In value-based managed care or at an ACO, the diabetic patient population can be a case study in the performance of the overall organization. If a system can master this complicated reporting and care management, it’s equipped for other challenges.

“If you’re not sending correct information to the payers, like the CPT codes and the diagnosis codes, you’re not going to perform as well in your value-based care models, because you’re not going to either, one, meet the incentive measures,” says Geier, “or two, you’re going to be documenting a healthier patient with a lower risk score than what your patient population is.”

Get the full picture with detailed reporting

In short: good, succinct, interoperable data means a VBC healthcare organization knows where it needs to focus its resources. But it also means that payers can see granular detail, gaining confidence in the accuracy and specificity of the reporting they receive.
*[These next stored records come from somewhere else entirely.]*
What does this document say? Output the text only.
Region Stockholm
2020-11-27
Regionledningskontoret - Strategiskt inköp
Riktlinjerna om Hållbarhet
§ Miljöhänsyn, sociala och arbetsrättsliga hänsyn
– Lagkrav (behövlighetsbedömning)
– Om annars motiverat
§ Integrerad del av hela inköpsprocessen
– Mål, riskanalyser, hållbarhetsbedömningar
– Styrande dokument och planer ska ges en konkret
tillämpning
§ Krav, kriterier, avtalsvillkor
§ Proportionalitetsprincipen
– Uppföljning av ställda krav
“You want to make sure that you’re documenting all of the patient’s medical conditions as they are, including their complications and comorbidities, so that your risk score is actually appropriate to your patient population,” Geier adds.

Bad data has impacts beyond missed diagnoses or late lab tests. It can also establish unrealistic benchmarks, or misrepresent the true challenge that an ACO will confront in a certain period of time. Conversely, good data puts healthcare organizations and payers on the same page, working towards the same concrete goals.

See the data-driven difference

Diabetes is paradoxical — a hugely common diagnosis that requires highly tailored, individualized treatment. No two diabetic patients will need identical interventions, and that’s a major challenge for value-based managed care.